4. Red House Painters - Songs For A Blue Guitar (1996): Legend has it that when Kozelek presented to 4AD head Ivo Watts-Russell the songs that eventually made up Songs For A Blue Guitar, Watts-Russell insisted he cut down the sprawling, Crazy Horse-inspired guitar leads on "Make Like Paper" and the band's cover of Wings' "Silly Love Songs" (which had been transformed into an especially dire and unforgiving funeral march). Kozelek refused, Watts-Russell wouldn't budge, and Kozelek wound up on Island/Supreme, where his unedited masterpiece would see the light of day only to be buried by ineptitude. Fortunately, history has been kinder to Songs For A Blue Guitar than its handlers were. Warmer and more direct than the 4AD albums (and recorded with an entirely different band), Blue Guitar is loaded with classics and not a single skippable track.
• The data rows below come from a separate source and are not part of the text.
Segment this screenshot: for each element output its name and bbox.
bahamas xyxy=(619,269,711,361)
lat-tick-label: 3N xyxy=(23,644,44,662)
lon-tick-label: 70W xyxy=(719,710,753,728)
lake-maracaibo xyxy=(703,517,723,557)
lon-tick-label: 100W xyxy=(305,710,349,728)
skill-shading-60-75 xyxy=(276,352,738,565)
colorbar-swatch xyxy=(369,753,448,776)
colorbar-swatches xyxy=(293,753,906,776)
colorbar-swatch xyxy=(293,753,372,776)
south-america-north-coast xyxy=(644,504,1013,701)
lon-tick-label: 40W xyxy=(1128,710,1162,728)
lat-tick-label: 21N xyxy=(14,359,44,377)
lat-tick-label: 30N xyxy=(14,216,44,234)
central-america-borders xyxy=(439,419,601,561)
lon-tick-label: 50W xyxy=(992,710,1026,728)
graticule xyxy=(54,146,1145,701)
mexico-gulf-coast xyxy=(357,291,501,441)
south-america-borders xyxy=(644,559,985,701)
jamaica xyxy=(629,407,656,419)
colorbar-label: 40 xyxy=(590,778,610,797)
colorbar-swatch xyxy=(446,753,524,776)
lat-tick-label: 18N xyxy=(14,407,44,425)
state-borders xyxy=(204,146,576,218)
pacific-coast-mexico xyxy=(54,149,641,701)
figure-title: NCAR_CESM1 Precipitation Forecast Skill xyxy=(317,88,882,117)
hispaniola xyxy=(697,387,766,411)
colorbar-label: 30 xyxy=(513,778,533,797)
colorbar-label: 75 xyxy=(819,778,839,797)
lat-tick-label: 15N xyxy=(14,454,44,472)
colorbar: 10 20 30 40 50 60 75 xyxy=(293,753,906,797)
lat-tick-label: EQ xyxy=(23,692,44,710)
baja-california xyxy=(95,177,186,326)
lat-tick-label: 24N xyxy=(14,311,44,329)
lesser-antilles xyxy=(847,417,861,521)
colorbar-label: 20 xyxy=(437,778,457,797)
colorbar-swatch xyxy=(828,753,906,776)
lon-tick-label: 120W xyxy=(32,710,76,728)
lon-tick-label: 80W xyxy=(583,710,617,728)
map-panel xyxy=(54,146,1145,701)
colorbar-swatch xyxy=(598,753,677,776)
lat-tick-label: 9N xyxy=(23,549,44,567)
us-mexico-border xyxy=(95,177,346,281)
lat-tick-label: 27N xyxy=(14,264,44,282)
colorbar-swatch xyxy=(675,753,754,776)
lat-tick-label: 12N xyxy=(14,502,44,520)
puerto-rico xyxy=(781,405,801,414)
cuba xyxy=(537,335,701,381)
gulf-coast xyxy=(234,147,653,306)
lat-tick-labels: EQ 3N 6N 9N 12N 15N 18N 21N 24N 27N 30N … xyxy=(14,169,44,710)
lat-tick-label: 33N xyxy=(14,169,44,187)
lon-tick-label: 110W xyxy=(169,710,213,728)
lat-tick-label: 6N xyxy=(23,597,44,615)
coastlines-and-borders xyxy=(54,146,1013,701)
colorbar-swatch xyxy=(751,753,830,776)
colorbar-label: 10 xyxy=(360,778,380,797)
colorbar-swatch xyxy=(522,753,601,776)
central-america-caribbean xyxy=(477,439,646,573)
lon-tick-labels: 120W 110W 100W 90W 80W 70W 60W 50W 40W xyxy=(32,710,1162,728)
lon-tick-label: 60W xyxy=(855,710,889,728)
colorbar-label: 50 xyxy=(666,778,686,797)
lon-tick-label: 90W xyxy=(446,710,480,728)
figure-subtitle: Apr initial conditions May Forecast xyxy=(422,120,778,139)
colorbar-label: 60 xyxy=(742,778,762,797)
3. Sun Kil Moon - Ghosts Of The Great Highway (2003): Kozelek changed his band's identity to Sun Kil Moon not because of any severe artistic shifts but because he felt the new moniker would inspire revived media interest. It's impossible then to know how the media would have received the band's debut, Ghosts Of The Great Highway, had it been labeled Red House Painters, but anything short of total adulation (which it received) would have been too little. An abstract meditation on death, Ghosts has Kozelek's voice front and center, his by-now-ridiculous guitar work given room to breathe among robust and varied instrumentation. The melodies here are infectious and unforgettable, the vocals are the best Kozelek has ever recorded, the songs are timeless.
2. Red House Painters - Red House Painters [Rollercoaster] (1993): There really is no equal -- given a budget and a studio for the first time in his life, Kozelek delivered something of impossible beauty and sadness. The album is not flawless -- "Mother" is self-indulgent, to be sure -- but it is one of the most emotionally direct works of art ever put to tape. The track list reads like a collection of career highlights ("Grace Cathedral Park" into "Down Through" into "Katy Song" into "Mistress" ... ) because it is. It would (and could) never quite be equalled by any of Kozelek's incarnations, but it certainly set the stage for a brilliant career, which occasionally even managed to top these peaks.
1. Red House Painters - Ocean Beach (1995): Look, "Rollercoaster" is a behemoth. It's an all-time classic. But it's also harrowing enough to bring on depression. That's not a bad thing by any means -- it's a great work of art that inspires emotional commitment -- but the seas into which Kozelek sailed after those storms had passed are even more remarkable. Like "Rollercoaster," Ocean Beach is heartbreaking, yes, but it is also wondrous and warm and vast in ways its predecessor was fearful and cold and monolithic. Ocean Beach is a great leap forward from "Rollercoaster," and from there Kozelek would take more daring leaps, but he never again landed in such a singularly magnificent place -- one of melancholy, awe, nostalgia, loss and hope. It's the breathtaking apex of a master's ongoing exploration.